Department Psychologie, Ludwig-Maximilians-Universität München, Germany.
Graduate School of Systemic Neurosciences, Ludwig-Maximilians-Universität München, Germany.
Br J Psychol. 2019 May;110(2):328-356. doi: 10.1111/bjop.12359. Epub 2018 Dec 2.

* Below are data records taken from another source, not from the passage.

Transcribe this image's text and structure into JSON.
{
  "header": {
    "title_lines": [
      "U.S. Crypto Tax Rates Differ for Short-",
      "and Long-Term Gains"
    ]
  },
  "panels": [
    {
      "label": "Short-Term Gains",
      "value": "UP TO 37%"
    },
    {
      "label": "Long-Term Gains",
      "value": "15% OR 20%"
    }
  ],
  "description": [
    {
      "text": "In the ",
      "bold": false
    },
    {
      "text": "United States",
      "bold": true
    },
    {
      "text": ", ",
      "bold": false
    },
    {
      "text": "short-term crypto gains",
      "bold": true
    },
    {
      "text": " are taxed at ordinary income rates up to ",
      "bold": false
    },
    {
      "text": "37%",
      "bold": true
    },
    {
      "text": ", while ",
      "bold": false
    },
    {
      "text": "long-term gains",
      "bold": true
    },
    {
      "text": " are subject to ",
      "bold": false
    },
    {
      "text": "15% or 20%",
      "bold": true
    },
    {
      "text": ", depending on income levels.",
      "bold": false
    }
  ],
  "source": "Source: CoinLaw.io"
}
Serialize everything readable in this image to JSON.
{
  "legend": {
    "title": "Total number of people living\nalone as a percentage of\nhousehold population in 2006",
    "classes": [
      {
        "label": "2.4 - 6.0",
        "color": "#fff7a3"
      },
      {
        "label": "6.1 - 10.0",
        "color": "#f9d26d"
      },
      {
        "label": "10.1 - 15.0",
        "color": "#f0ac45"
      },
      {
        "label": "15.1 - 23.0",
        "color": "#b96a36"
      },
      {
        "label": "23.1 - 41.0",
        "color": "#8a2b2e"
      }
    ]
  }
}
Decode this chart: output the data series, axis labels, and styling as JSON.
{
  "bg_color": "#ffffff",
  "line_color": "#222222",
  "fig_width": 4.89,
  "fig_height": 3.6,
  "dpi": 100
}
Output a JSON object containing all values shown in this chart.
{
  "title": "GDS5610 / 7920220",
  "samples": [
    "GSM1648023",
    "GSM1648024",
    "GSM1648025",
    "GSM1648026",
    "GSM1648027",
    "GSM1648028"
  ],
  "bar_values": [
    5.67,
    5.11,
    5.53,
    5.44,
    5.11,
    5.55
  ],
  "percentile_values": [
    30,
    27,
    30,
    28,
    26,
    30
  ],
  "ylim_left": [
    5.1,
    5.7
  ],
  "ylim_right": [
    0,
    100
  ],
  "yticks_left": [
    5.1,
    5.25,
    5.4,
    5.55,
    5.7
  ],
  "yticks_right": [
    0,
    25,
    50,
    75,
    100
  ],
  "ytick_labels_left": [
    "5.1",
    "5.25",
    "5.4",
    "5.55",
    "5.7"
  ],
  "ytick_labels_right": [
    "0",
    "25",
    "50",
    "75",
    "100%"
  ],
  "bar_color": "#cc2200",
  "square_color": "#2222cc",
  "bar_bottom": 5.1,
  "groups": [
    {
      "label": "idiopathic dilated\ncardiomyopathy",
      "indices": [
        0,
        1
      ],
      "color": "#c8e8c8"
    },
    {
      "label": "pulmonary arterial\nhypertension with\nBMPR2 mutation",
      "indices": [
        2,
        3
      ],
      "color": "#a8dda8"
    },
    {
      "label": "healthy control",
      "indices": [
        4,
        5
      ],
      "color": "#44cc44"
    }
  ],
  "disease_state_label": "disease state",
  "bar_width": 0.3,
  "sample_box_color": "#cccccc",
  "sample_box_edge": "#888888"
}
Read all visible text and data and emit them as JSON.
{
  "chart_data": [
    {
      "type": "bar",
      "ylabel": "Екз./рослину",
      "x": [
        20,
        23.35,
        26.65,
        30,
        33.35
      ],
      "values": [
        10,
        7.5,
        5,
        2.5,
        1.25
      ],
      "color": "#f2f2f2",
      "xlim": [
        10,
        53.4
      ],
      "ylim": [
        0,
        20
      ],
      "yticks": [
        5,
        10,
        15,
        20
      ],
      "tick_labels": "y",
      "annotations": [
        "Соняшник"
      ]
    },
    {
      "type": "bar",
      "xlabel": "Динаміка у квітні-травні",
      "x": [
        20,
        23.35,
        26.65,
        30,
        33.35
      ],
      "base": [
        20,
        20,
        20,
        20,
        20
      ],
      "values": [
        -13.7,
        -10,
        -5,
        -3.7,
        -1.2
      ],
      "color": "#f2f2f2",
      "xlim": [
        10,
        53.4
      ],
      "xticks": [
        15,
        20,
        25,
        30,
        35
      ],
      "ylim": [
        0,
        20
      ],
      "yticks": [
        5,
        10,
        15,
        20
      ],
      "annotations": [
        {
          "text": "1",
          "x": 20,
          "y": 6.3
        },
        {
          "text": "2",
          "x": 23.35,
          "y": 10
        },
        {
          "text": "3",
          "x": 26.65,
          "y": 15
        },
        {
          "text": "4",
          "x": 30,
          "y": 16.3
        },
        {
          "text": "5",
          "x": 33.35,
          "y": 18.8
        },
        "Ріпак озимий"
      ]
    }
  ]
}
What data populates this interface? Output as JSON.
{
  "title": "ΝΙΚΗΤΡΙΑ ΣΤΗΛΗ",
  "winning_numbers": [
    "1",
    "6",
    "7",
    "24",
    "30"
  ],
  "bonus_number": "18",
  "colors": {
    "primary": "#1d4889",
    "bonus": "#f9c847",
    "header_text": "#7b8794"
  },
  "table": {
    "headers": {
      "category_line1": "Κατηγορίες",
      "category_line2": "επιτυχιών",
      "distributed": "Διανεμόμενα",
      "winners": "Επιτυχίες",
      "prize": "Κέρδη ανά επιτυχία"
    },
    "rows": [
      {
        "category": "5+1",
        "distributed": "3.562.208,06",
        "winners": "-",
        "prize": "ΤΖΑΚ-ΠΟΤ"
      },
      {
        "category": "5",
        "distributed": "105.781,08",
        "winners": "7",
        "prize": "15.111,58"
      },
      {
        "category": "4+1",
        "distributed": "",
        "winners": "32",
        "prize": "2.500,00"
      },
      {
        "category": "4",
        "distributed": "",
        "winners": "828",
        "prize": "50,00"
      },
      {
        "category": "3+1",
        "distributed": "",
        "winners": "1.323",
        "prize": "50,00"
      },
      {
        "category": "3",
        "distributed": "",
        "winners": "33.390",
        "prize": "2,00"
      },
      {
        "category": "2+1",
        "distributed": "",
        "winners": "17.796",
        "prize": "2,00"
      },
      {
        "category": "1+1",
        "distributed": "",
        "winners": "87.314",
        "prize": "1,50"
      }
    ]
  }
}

Visual working memory (VWM) is a central bottleneck in human information processing. Its capacity is most often measured in terms of how many individual-item representations VWM can hold (k). In the standard task employed to estimate k, an array of highly discriminable colour patches is maintained and, after a short retention interval, compared to a test display (change detection). Recent research has shown that with more complex, structured displays, change-detection performance is, in addition to individual-item representations, supported by ensemble representations formed as a result of spatial subgroupings. Here, by asking participants to additionally localize the change, we reveal indication for an influence of ensemble representations even in the very simple, unstructured displays of the colour-patch change-detection task. Critically, pure-item models from which standard formulae of k are derived do not consider ensemble representations and, therefore, potentially overestimate k. To gauge this overestimation, we develop an item-plus-ensemble model of change detection and change localization. Estimates of k from this new model are about 1 item (~30%) lower than the estimates from traditional pure-item models, even if derived from the same data sets.
视觉工作记忆 (VWM) 是人类信息处理的核心瓶颈。其容量通常以 VWM 可以存储多少个单个项目的表示形式 (k) 来衡量。在用于估计 k 的标准任务中,会维持一个高度可区分的颜色补丁数组,然后在短的保留间隔后,与测试显示(变化检测)进行比较。最近的研究表明,对于更复杂、结构化的显示,除了单个项目的表示之外,变化检测性能还得到了由空间分组形成的集合表示的支持。在这里,通过要求参与者额外定位变化,我们揭示了即使在颜色补丁变化检测任务的非常简单、非结构化的显示中,集合表示也会产生影响的迹象。至关重要的是,标准 k 公式所源自的纯项目模型不考虑集合表示,因此可能会高估 k。为了衡量这种高估,我们开发了一种用于变化检测和变化定位的项目加集合模型。即使从相同的数据集推导,这个新模型的 k 估计值也比传统的纯项目模型低约 1 个项目(~30%)。